Broadcom reportedly won’t build OpenAI’s custom chip unless Microsoft buys 40 percent of them

· May 9, 2026
Broadcom reportedly won’t build OpenAI’s custom chip unless Microsoft buys 40 percent of them

What happened

Broadcom has paused building OpenAI’s custom AI chips because it demands that Microsoft commit to buying 40 percent of the total production before moving forward. Microsoft has not agreed to this deal yet. OpenAI’s internal team flags this arrangement as financially unattractive, noting that just the first phase of the chip’s production could cost about 18 billion dollars.

Why it matters

This deal stalls OpenAI’s efforts to control its AI hardware stack directly while making Microsoft the potential gatekeeper for chip volume and revenue.

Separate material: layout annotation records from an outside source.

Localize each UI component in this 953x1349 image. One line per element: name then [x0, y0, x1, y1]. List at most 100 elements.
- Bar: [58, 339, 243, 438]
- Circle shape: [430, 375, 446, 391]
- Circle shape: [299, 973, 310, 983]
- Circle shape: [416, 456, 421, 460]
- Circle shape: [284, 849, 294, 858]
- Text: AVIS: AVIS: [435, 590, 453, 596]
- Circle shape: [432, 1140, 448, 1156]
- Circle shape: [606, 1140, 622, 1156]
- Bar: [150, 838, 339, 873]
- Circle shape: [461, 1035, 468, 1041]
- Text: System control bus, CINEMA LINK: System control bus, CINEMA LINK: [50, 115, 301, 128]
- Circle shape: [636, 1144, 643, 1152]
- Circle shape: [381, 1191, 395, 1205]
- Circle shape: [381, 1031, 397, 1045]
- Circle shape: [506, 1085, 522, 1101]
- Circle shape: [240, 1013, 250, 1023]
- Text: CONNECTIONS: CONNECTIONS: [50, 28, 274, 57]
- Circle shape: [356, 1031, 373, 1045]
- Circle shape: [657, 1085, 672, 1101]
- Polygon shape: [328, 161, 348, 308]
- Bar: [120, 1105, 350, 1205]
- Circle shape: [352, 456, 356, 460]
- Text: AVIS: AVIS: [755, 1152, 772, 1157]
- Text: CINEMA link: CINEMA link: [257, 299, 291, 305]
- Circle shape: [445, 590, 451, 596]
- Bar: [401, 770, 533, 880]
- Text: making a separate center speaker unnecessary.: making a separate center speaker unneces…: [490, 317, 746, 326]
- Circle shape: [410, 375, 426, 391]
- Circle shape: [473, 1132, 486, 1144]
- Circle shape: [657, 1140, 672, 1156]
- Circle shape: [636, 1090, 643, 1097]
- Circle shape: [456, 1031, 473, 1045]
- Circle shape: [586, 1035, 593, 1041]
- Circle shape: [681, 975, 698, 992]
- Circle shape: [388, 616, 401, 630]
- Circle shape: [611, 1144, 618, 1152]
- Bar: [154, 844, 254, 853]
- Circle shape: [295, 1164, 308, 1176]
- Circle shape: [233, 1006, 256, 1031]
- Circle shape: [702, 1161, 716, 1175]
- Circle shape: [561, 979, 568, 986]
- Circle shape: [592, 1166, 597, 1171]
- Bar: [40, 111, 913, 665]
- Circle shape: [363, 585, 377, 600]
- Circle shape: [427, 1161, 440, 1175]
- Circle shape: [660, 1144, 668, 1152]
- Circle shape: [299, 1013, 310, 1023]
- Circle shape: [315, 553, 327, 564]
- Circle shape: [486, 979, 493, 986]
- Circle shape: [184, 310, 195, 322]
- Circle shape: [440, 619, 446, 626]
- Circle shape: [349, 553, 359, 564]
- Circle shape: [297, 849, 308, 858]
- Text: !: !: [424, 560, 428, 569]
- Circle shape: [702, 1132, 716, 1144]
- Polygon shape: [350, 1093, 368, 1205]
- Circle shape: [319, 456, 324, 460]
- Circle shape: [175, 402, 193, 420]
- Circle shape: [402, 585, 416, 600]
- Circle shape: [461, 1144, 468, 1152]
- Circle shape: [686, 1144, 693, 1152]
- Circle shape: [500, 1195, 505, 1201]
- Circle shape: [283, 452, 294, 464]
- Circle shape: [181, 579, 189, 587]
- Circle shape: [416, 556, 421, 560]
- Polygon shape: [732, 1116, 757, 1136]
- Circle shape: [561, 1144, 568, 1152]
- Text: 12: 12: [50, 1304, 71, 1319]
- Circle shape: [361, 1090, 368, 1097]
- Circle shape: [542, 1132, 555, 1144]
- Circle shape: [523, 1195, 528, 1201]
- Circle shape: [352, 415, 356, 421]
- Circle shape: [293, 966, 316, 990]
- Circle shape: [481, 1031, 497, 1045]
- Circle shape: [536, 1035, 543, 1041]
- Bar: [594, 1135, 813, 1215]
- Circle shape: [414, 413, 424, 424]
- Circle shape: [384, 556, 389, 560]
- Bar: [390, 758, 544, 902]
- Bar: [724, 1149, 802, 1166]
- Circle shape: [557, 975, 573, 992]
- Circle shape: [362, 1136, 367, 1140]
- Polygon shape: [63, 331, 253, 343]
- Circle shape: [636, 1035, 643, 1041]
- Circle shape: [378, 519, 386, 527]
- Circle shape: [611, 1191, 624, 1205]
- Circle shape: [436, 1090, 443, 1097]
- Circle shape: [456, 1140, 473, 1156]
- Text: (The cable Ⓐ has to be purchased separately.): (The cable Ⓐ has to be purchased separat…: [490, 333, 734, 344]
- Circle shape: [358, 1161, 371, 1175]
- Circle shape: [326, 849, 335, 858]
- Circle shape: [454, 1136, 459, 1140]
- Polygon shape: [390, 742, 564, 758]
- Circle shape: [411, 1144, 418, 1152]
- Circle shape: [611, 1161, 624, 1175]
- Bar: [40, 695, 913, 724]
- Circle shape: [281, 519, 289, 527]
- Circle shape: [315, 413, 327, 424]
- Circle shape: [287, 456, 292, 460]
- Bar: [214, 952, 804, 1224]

If Microsoft says no, or negotiations drag, Broadcom won’t start production, slowing OpenAI’s plans to optimize performance and cost with custom silicon. The financing structure shifts risk heavily toward Microsoft, exposing how expensive and challenging it remains to develop specialized AI chips independently. It also highlights how expensive building AI infrastructure can slow project timelines and reshape partnerships in the AI supply chain.

What changes in practice

Builders and founders targeting custom AI hardware face a clear signal: independent chip production requires massive upfront commitments or strong guarantees from major buyers. Startups and large companies alike must factor in higher capital needs and conditional vendor dependencies during chip development phases. For founders, this raises the bar for funding chip projects and increases reliance on deep-pocketed partners to secure volume deals upfront. Microsoft’s hesitation means OpenAI may have to delay hardware control ambitions, sticking longer to existing cloud providers and off-the-shelf chips, which raises ongoing operational costs.

Buyers like Microsoft gain leverage over deal terms and chip supply while smaller buyers or those without guaranteed volumes will struggle to lock early access or favorable pricing on customized AI chips. Investors watching AI hardware startups should expect cash burn targets to accelerate as producing and scaling chips demands billions before volume discounts. Security and risk teams within AI firms should note the vendor risk steepens with such large undisbursed commitments needed to greenlight production, posing exposure to supplier hold-ups or strategic shifts.

Who should pay attention

AI developers and companies building custom chips must watch this closely as it lays bare the enormous upfront capital and buyer assurance needed. Cloud providers and large AI infrastructure buyers like Microsoft are also in focus, since their purchasing decisions directly unlock or stall innovation at the silicon level. Investors interested in AI hardware startups have reason to reconsider risk and funding cycles in this space. Finally, founders pursuing vertical integration of AI stacks have to reassess timelines and funding strategies under these new cost dynamics.

What to watch next

The critical signals will be whether Microsoft publicly or privately commits to the 40 percent purchase volume. Watch for announcements from Broadcom about project delays, cost changes, or alternative buyers stepping in. Any disclosure of revised financing terms or OpenAI’s fallback plans can confirm if this standoff leads to long delays or a shift back to established cloud chips. Also tracking how this affects OpenAI’s AI hardware roadmap and discussions on supply chain risk in AI chip development will matter.